I'm interested in Extinction and Frost but I've had bad experience with Correction (in German) and had to stop halfway through. There were some genuinely heart braking moments but I had difficulties navigating through his long ass senteces. I usualy lost track of what he was saying by the time I finished one sentence and him repeating characters and locations by name so frequently just made everything melt together into an impassable clause salad.

I enjoyed Concrete.

He's the fucking Austrian Murakami. You guys are morons

Gathering Evidence and the first part of Gargoyles are the only books of his that do not have the Bernhard Style of endless repetitive monologic sentences and paragraphs. I would say to try reading those two, or maybe Wittgenstein's Nephew, if you found Correction really difficult.

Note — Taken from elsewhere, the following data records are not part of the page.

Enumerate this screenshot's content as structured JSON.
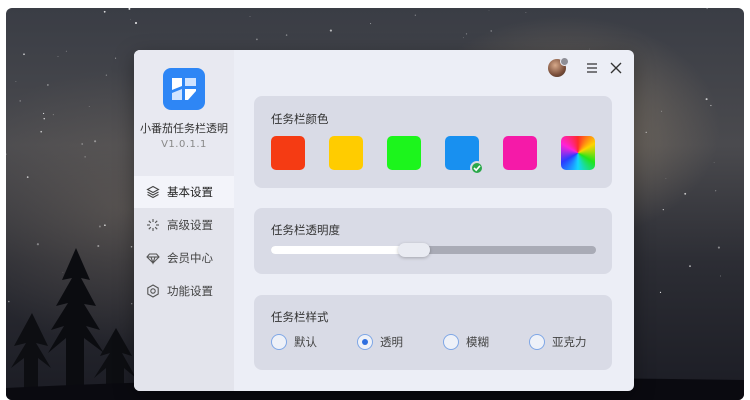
{
  "app": {
    "name": "小番茄任务栏透明",
    "version": "V1.0.1.1"
  },
  "sidebar": {
    "items": [
      {
        "label": "基本设置",
        "icon": "layers-icon",
        "active": true
      },
      {
        "label": "高级设置",
        "icon": "sparkle-icon",
        "active": false
      },
      {
        "label": "会员中心",
        "icon": "diamond-icon",
        "active": false
      },
      {
        "label": "功能设置",
        "icon": "gear-icon",
        "active": false
      }
    ]
  },
  "header": {
    "icons": [
      "avatar",
      "menu-icon",
      "close-icon"
    ]
  },
  "color_section": {
    "title": "任务栏颜色",
    "swatches": [
      {
        "name": "red",
        "color": "#f53b13"
      },
      {
        "name": "yellow",
        "color": "#ffcc00"
      },
      {
        "name": "green",
        "color": "#1cf51c"
      },
      {
        "name": "blue",
        "color": "#1890f0",
        "selected": true
      },
      {
        "name": "pink",
        "color": "#f51aa8"
      },
      {
        "name": "rainbow",
        "color": "conic"
      }
    ]
  },
  "opacity_section": {
    "title": "任务栏透明度",
    "value": 0.44
  },
  "style_section": {
    "title": "任务栏样式",
    "options": [
      {
        "label": "默认",
        "selected": false
      },
      {
        "label": "透明",
        "selected": true
      },
      {
        "label": "模糊",
        "selected": false
      },
      {
        "label": "亚克力",
        "selected": false
      }
    ]
  },
  "colors": {
    "accent": "#2e86f5",
    "check": "#2ba84a",
    "radio": "#2e6fe0"
  }
}
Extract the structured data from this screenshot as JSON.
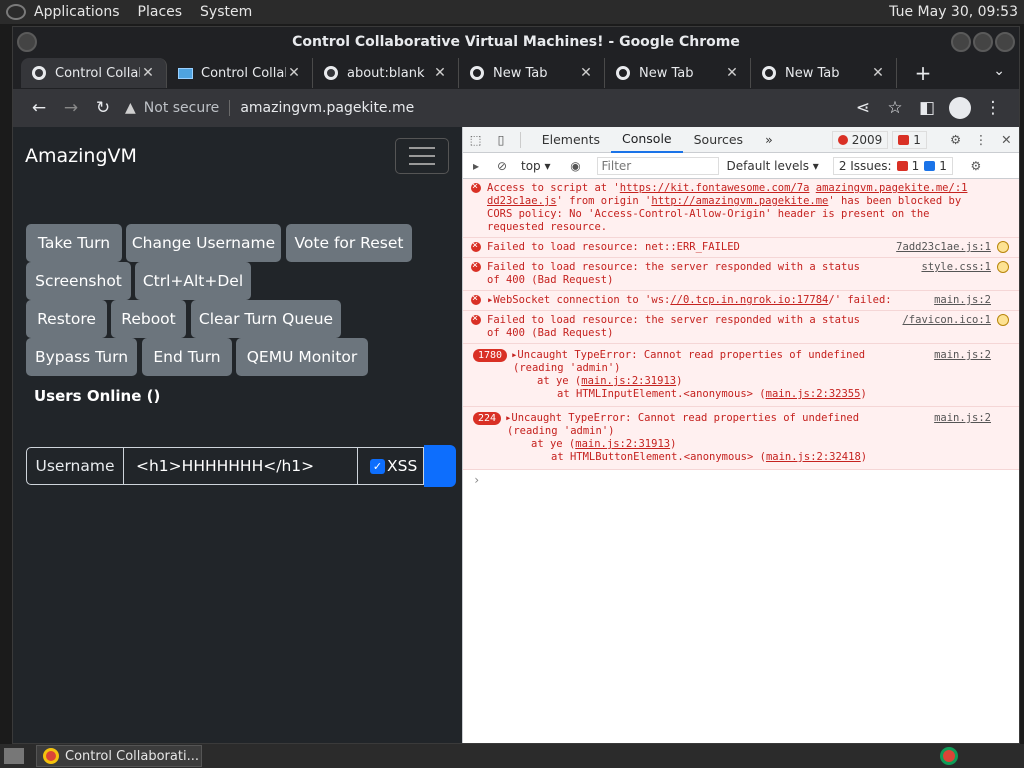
{
  "panel": {
    "menus": [
      "Applications",
      "Places",
      "System"
    ],
    "clock": "Tue May 30, 09:53"
  },
  "window": {
    "title": "Control Collaborative Virtual Machines! - Google Chrome"
  },
  "tabs": [
    {
      "label": "Control Collab",
      "icon": "globe-icon",
      "active": true
    },
    {
      "label": "Control Collab",
      "icon": "monitor-icon",
      "active": false
    },
    {
      "label": "about:blank",
      "icon": "globe-icon",
      "active": false
    },
    {
      "label": "New Tab",
      "icon": "chrome-icon",
      "active": false
    },
    {
      "label": "New Tab",
      "icon": "chrome-icon",
      "active": false
    },
    {
      "label": "New Tab",
      "icon": "chrome-icon",
      "active": false
    }
  ],
  "omnibox": {
    "security": "Not secure",
    "url": "amazingvm.pagekite.me"
  },
  "page": {
    "brand": "AmazingVM",
    "buttons": {
      "take_turn": "Take Turn",
      "change_username": "Change Username",
      "vote_reset": "Vote for Reset",
      "screenshot": "Screenshot",
      "ctrl_alt_del": "Ctrl+Alt+Del",
      "restore": "Restore",
      "reboot": "Reboot",
      "clear_queue": "Clear Turn Queue",
      "bypass_turn": "Bypass Turn",
      "end_turn": "End Turn",
      "qemu_monitor": "QEMU Monitor"
    },
    "users_online": "Users Online ()",
    "chat": {
      "label": "Username",
      "value": "<h1>HHHHHHH</h1>",
      "xss_label": "XSS"
    }
  },
  "devtools": {
    "tabs": [
      "Elements",
      "Console",
      "Sources"
    ],
    "error_count": "2009",
    "warn_count": "1",
    "context": "top",
    "filter_placeholder": "Filter",
    "levels": "Default levels",
    "issues_label": "2 Issues:",
    "issues_red": "1",
    "issues_blue": "1",
    "messages": {
      "m1": {
        "pre": "Access to script at '",
        "link1": "https://kit.fontawesome.com/7a",
        "link2": "dd23c1ae.js",
        "mid": "' from origin '",
        "link3": "http://amazingvm.pagekite.me",
        "post": "' has been blocked by CORS policy: No 'Access-Control-Allow-Origin' header is present on the requested resource.",
        "src": "amazingvm.pagekite.me/:1"
      },
      "m2": {
        "text": "Failed to load resource: net::ERR_FAILED",
        "src": "7add23c1ae.js:1"
      },
      "m3": {
        "text": "Failed to load resource: the server responded with a status of 400 (Bad Request)",
        "src": "style.css:1"
      },
      "m4": {
        "pre": "WebSocket connection to 'ws:",
        "link": "//0.tcp.in.ngrok.io:17784",
        "post": "/' failed:",
        "src": "main.js:2"
      },
      "m5": {
        "text": "Failed to load resource: the server responded with a status of 400 (Bad Request)",
        "src": "/favicon.ico:1"
      },
      "m6": {
        "count": "1780",
        "line1": "Uncaught TypeError: Cannot read properties of undefined",
        "line2": "(reading 'admin')",
        "at1": "at ye (",
        "at1link": "main.js:2:31913",
        "at2": "at HTMLInputElement.<anonymous> (",
        "at2link": "main.js:2:32355",
        "src": "main.js:2"
      },
      "m7": {
        "count": "224",
        "line1": "Uncaught TypeError: Cannot read properties of undefined",
        "line2": "(reading 'admin')",
        "at1": "at ye (",
        "at1link": "main.js:2:31913",
        "at2": "at HTMLButtonElement.<anonymous> (",
        "at2link": "main.js:2:32418",
        "src": "main.js:2"
      }
    }
  },
  "taskbar": {
    "task_label": "Control Collaborati..."
  }
}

I think Gargoyles, The Lime Works, Correction, The Loser, and Old Masters are his best books, but I quite like all of them, and would say all his works are extremely worthwhile.

Isn't he more concerned with language and narrative form than Murakami?

>I hate him for his portrayal of Gould

That's what postmodernism is all about, senpai. Blurring historical 'reality' and fiction.

Yes, he is. I think he said German was an ugly language and the he had to write with a decent rhythm and word choice to make it sound better.

why was he such a sourpuss anyway

I remember reading an excerpt of one of his books and the writing was very experimental.